Die Geliebte des Gevatters

Kern der Geschichte ist die Liebesgeschichte zwischen dem Mädchen Barbara, Tochter der ersten Totenkleidnerin Magdalena, und Friedrich-Karl, dem Enkel des sterbenden Grafen. Barbara und Friedrich-Karl verlieben sich, als sie sich zum ersten Mal sehen. Doch weil Barbaras Mutter die frühe Liebe ihrer jungen Tochter verhindern will, schickt sie sie in die Fremde. Jahre später finden Barbara und Friedrich-Karl doch zueinander. Doch er ist mittlerweile in Schottland verheiratet. Als Barbara schwanger wird, trennt sie sich von ihm, ohne zu wissen, dass eben jenes kurze, erneute Aufflammen ihrer Liebe viele künftige Generationen ins Unglück stürzen würde. Jahre später ist es ausgerechnet ihr Sohn Anton, der sich in die Schottin Emily verliebt - ohne zu ahnen, dass diese seine Halbschwester ist.
Gut gefallen hat mir, dass Helga Hegewischs Frauenfiguren stets selbständig und unabhängig sind.

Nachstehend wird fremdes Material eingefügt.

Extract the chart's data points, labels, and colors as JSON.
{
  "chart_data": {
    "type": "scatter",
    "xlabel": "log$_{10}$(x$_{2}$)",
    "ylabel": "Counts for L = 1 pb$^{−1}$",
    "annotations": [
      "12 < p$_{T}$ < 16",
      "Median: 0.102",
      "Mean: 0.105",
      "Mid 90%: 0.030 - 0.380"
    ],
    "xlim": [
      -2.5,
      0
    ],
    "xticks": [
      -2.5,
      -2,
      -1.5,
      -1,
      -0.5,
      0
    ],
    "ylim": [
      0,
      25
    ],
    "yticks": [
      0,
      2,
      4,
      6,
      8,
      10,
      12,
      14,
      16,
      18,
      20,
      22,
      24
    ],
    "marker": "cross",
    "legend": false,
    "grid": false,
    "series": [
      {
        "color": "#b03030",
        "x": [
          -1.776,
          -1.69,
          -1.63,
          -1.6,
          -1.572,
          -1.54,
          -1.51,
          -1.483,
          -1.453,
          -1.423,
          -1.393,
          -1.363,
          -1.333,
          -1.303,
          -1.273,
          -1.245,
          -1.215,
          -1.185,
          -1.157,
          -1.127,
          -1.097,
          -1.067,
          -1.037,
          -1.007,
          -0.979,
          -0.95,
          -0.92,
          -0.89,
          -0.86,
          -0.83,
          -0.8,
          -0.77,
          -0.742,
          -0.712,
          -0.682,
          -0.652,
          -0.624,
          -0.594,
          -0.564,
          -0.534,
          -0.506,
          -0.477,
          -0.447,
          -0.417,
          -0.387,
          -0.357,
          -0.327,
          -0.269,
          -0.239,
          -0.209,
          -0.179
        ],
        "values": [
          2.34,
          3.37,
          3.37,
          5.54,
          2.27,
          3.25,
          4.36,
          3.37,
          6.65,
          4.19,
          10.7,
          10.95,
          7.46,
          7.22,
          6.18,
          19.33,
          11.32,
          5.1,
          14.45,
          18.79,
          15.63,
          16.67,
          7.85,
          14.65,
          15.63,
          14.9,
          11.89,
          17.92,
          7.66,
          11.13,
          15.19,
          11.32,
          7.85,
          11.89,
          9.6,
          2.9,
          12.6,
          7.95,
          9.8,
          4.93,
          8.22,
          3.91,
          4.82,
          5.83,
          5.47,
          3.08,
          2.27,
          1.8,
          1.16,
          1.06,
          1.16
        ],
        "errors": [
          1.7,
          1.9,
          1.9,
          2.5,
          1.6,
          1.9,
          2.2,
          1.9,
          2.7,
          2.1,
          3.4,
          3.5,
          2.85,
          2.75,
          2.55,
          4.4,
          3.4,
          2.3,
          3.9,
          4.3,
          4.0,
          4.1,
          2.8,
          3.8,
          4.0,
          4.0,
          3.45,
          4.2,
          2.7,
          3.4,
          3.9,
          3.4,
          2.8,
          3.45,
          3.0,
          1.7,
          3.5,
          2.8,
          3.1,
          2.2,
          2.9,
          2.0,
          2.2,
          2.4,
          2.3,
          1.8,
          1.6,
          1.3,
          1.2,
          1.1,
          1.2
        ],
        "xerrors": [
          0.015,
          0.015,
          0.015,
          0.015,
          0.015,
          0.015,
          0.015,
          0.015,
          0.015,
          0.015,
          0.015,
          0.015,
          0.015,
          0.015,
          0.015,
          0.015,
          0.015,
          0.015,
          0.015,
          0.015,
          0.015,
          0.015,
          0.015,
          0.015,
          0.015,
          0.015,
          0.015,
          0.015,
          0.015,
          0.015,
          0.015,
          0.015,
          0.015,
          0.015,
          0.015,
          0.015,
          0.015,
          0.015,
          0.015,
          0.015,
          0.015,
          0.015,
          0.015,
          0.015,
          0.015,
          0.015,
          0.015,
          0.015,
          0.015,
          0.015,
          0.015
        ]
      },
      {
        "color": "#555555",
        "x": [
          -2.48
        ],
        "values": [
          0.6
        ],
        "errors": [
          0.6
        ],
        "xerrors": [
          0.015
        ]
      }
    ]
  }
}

Als Totenwäscherinnen sorgen sie für den eigenen Lebensunterhalt und benötigen keine Hilfe und vor allem keinen Mann, um ihre Kinder aufzuziehen. Verwirrend ist die breite Erzählzeit von 1810 bis 1990. Manche der Stränge sind, wenn man Hegewischs Konzept erst einmal durchschaut hat, leicht zu erraten; wirkliche Überraschungen birgt die Erzählung eigentlich nicht, dafür ist sie zu wenig raffiniert und hat auch nicht den Anspruch. Das Ende musste ich zweimal lesen, weil im letzten Absatz plötzlich unbekannte Namen auftauchen, zu denen die letzte Nachfahrin Anna Barbara durch familiäre Bande dennoch ein liebevolles Verhältnis spürt.
Alles in allem war "Die Totenwäscherin" keine Zeitverschwendung, sondern eine sehr unterhaltsame Lektüre, mit der man sich wohlfühlt. Das Buch ist 2001 erschienen bei List, hat 398 Seiten und kostet neu 9,95 Euro. Gebraucht ab 1,40 Euro bei Amazon.